Sterling slide to hit hard-won jobs

■ Pound to euro tipped to hit parity for the first time ■ Unemployment rate drops below 8pc – lowest since 2008 ■ IMF downgrade of our growth linked to British departure

Kevin Doyle and Colm Kelpie

Sterling took another knock yesterday after Theresa May's announcement that the Government will trigger Article 50 by March 2017. Photo: Joe Giddens/PA Wire
Sterling took another knock yesterday after Theresa May's announcement that the Government will trigger Article 50 by March 2017. Photo: Joe Giddens/PA Wire

The slide in sterling now threatens thousands of jobs in Ireland, with experts warning the pound will reach parity with the euro as soon as next year.

The sharp plunge in the pound is directly linked to the Brexit vote. €1 will now buy you 88p, which puts pressure on Irish exporters and the tourist industry.

Currency analysts expect sterling to weaken further against the euro to the 90 pence mark by the end of the year - a situation which business body Ibec has already warned will cost thousands of jobs across the Irish economy.

And one global bank is already predicting parity of Stg£1 to €1 by next year - which would mark a massive watershed moment in the history of the currencies.

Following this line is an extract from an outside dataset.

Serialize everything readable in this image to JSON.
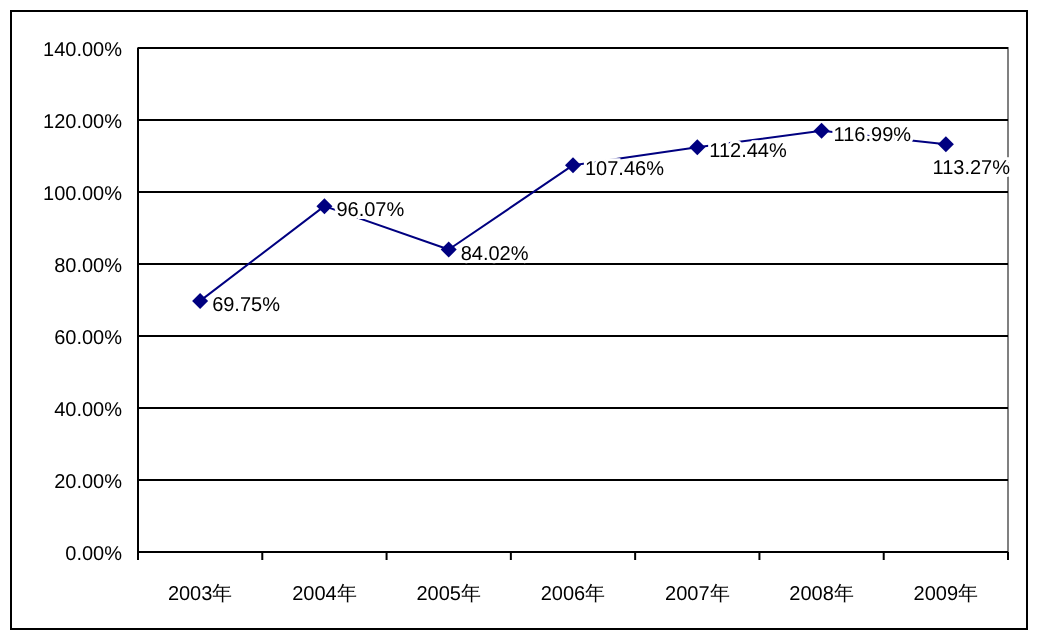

A weaker pound poses cost and competitiveness issues for Irish firms selling into the UK market, as it becomes more expensive for British consumers to buy their products.

The warnings about the impact on Irish jobs come just as the unemployment rate fell to 7.9pc last month - the lowest rate since 2008

Separately, the IMF has downgraded Irish growth fractionally, with the Brexit vote partly to blame.